If Gimple and company really wanted viewers to be thinking about Rick in that moment, the filmmaking choice they made was one of the worst ones possible. Rick isn't even visible in the frame, and the whole scene is set up as a simple mystery: Whose point of view are we in? Gimple's insistence (on Talking Dead) that this ending isn't meant to be a "who got killed" cliffhanger is pretty rich, because that's literally the only thing this specific filmmaking decision asks you to consider.
It's not even that hard to workshop another, better solution, one that actually focuses on Rick. Imagine, say, that Negan begins to swing his bat, and we hear the shrieks of others, but the camera's focus is tight on Rick, who continues to watch as we hear the thunk of the bat. It would be difficult to watch, but it would also provide an acting showcase for Andrew Lincoln, if that's what Gimple intended.
But c'mon. It's obvious that's not what Gimple was going for. He wanted to provoke internet chatter about who died — he probably just wasn't counting on it being so negative.
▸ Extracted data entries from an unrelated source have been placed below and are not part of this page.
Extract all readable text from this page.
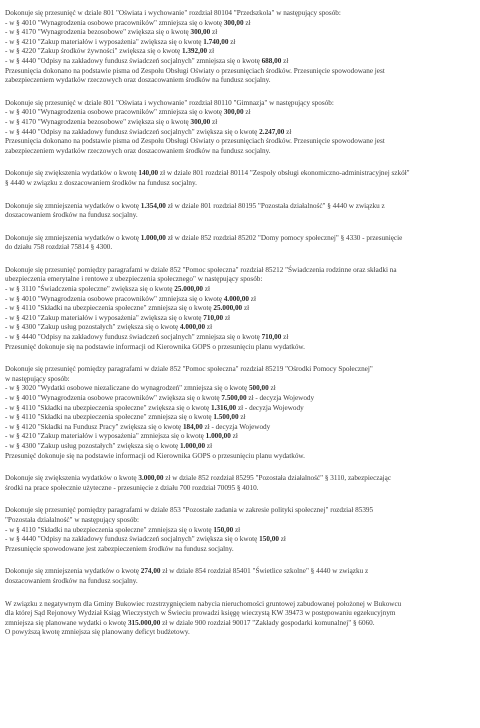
Dokonuje się przesunięć w dziale 801 "Oświata i wychowanie" rozdział 80104 "Przedszkola" w następujący sposób:
- w § 4010 "Wynagrodzenia osobowe pracowników" zmniejsza się o kwotę 300,00 zł
- w § 4170 "Wynagrodzenia bezosobowe" zwiększa się o kwotę 300,00 zł
- w § 4210 "Zakup materiałów i wyposażenia" zwiększa się o kwotę 1.740,00 zł
- w § 4220 "Zakup środków żywności" zwiększa się o kwotę 1.392,00 zł
- w § 4440 "Odpisy na zakładowy fundusz świadczeń socjalnych" zmniejsza się o kwotę 688,00 zł
Przesunięcia dokonano na podstawie pisma od Zespołu Obsługi Oświaty o przesunięciach środków. Przesunięcie spowodowane jest
zabezpieczeniem wydatków rzeczowych oraz doszacowaniem środków na fundusz socjalny.
Dokonuje się przesunięć w dziale 801 "Oświata i wychowanie" rozdział 80110 "Gimnazja" w następujący sposób:
- w § 4010 "Wynagrodzenia osobowe pracowników" zmniejsza się o kwotę 300,00 zł
- w § 4170 "Wynagrodzenia bezosobowe" zwiększa się o kwotę 300,00 zł
- w § 4440 "Odpisy na zakładowy fundusz świadczeń socjalnych" zwiększa się o kwotę 2.247,00 zł
Przesunięcia dokonano na podstawie pisma od Zespołu Obsługi Oświaty o przesunięciach środków. Przesunięcie spowodowane jest
zabezpieczeniem wydatków rzeczowych oraz doszacowaniem środków na fundusz socjalny.
Dokonuje się zwiększenia wydatków o kwotę 140,00 zł w dziale 801 rozdział 80114 "Zespoły obsługi ekonomiczno-administracyjnej szkół"
§ 4440 w związku z doszacowaniem środków na fundusz socjalny.
Dokonuje się zmniejszenia wydatków o kwotę 1.354,00 zł w dziale 801 rozdział 80195 "Pozostała działalność" § 4440 w związku z
doszacowaniem środków na fundusz socjalny.
Dokonuje się zmniejszenia wydatków o kwotę 1.000,00 zł w dziale 852 rozdział 85202 "Domy pomocy społecznej" § 4330 - przesunięcie
do działu 758 rozdział 75814 § 4300.
Dokonuje się przesunięć pomiędzy paragrafami w dziale 852 "Pomoc społeczna" rozdział 85212 "Świadczenia rodzinne oraz składki na
ubezpieczenia emerytalne i rentowe z ubezpieczenia społecznego" w następujący sposób:
- w § 3110 "Świadczenia społeczne" zwiększa się o kwotę 25.000,00 zł
- w § 4010 "Wynagrodzenia osobowe pracowników" zmniejsza się o kwotę 4.000,00 zł
- w § 4110 "Składki na ubezpieczenia społeczne" zmniejsza się o kwotę 25.000,00 zł
- w § 4210 "Zakup materiałów i wyposażenia" zwiększa się o kwotę 710,00 zł
- w § 4300 "Zakup usług pozostałych" zwiększa się o kwotę 4.000,00 zł
- w § 4440 "Odpisy na zakładowy fundusz świadczeń socjalnych" zmniejsza się o kwotę 710,00 zł
Przesunięć dokonuje się na podstawie informacji od Kierownika GOPS o przesunięciu planu wydatków.
Dokonuje się przesunięć pomiędzy paragrafami w dziale 852 "Pomoc społeczna" rozdział 85219 "Ośrodki Pomocy Społecznej"
w następujący sposób:
- w § 3020 "Wydatki osobowe niezaliczane do wynagrodzeń" zmniejsza się o kwotę 500,00 zł
- w § 4010 "Wynagrodzenia osobowe pracowników" zwiększa się o kwotę 7.500,00 zł - decyzja Wojewody
- w § 4110 "Składki na ubezpieczenia społeczne" zwiększa się o kwotę 1.316,00 zł - decyzja Wojewody
- w § 4110 "Składki na ubezpieczenia społeczne" zmniejsza się o kwotę 1.500,00 zł
- w § 4120 "Składki na Fundusz Pracy" zwiększa się o kwotę 184,00 zł - decyzja Wojewody
- w § 4210 "Zakup materiałów i wyposażenia" zmniejsza się o kwotę 1.000,00 zł
- w § 4300 "Zakup usług pozostałych" zwiększa się o kwotę 1.000,00 zł
Przesunięć dokonuje się na podstawie informacji od Kierownika GOPS o przesunięciu planu wydatków.
Dokonuje się zwiększenia wydatków o kwotę 3.000,00 zł w dziale 852 rozdział 85295 "Pozostała działalność" § 3110, zabezpieczając
środki na prace społecznie użyteczne - przesunięcie z działu 700 rozdział 70095 § 4010.
Dokonuje się przesunięć pomiędzy paragrafami w dziale 853 "Pozostałe zadania w zakresie polityki społecznej" rozdział 85395
"Pozostała działalność" w następujący sposób:
- w § 4110 "Składki na ubezpieczenia społeczne" zmniejsza się o kwotę 150,00 zł
- w § 4440 "Odpisy na zakładowy fundusz świadczeń socjalnych" zwiększa się o kwotę 150,00 zł
Przesunięcie spowodowane jest zabezpieczeniem środków na fundusz socjalny.
Dokonuje się zmniejszenia wydatków o kwotę 274,00 zł w dziale 854 rozdział 85401 "Świetlice szkolne" § 4440 w związku z
doszacowaniem środków na fundusz socjalny.
W związku z negatywnym dla Gminy Bukowiec rozstrzygnięciem nabycia nieruchomości gruntowej zabudowanej położonej w Bukowcu
dla której Sąd Rejonowy Wydział Ksiąg Wieczystych w Świeciu prowadzi księgę wieczystą KW 39473 w postępowaniu egzekucyjnym
zmniejsza się planowane wydatki o kwotę 315.000,00 zł w dziale 900 rozdział 90017 "Zakłady gospodarki komunalnej" § 6060.
O powyższą kwotę zmniejsza się planowany deficyt budżetowy.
The ending also doesn't really make sense as a culmination of Rick's journey
I think I see what Gimple is attempting to do. Rick started the season feeling like he knew what he was doing, and like he was slowly getting the hang of being Alexandria's sheriff. (Never mind, for a moment, that the season five cliffhanger posited that Rick had completely lost it — the show didn't seem to care about that.) He finishes the season kneeling before another man as one of his friends is killed.
There's a story about hubris in there somewhere. Rick, filled with swagger after defending Alexandria from a zombie invasion, took the fight to the Saviors (Negan's group) after being tipped off to their existence by survivors in another community. He and his followers then killed a bunch of Saviors in their sleep — apparently never considering that there could be many more of them.
You don't even have to poke too hard at this season to reveal the role of Rick's ego in this story. It's just that the show itself continually lost sight of it, in favor of constantly propping him up as the show's hero and all-around best dude.
The most compelling version of this idea would lean into the horrible thing Rick was responsible for and suggest that Negan's decision to take the life of only one Alexandrian was downright reasonable in the face of Rick's reign of terror. It could have circled back around to making Rick heroic eventually, but only after making us question his tactics and leadership skills. But The Walking Dead isn't a show that handles that kind of moral ambiguity well.
The thing is, of The Walking Dead's many showrunners (there have been three so far, including Gimple), he's the one who's always been most interested in these sorts of ideas. He guided the show's fourth and fifth (and best) seasons, and he's long been fascinated by what makes its characters tick, by what characteristics make for a good leader in a post-apocalyptic world. There's a version of this story by Gimple, one less indebted to the comics, that functions as a raw examination of the show's lead character, long the big void at its center.
But season six built for so long and so steadily to Negan — and largely sold him as a monster based on who he is in the comics and what fans knew he would do to a beloved character upon his introduction — that Gimple could never escape the gravity of that introduction.
Maybe he really did think he was telling the story of Rick, but that final shot reveals the whole story — whatever human element existed here was wiped out by a character who only appeared for one short scene and an endless tease of even worse things to come.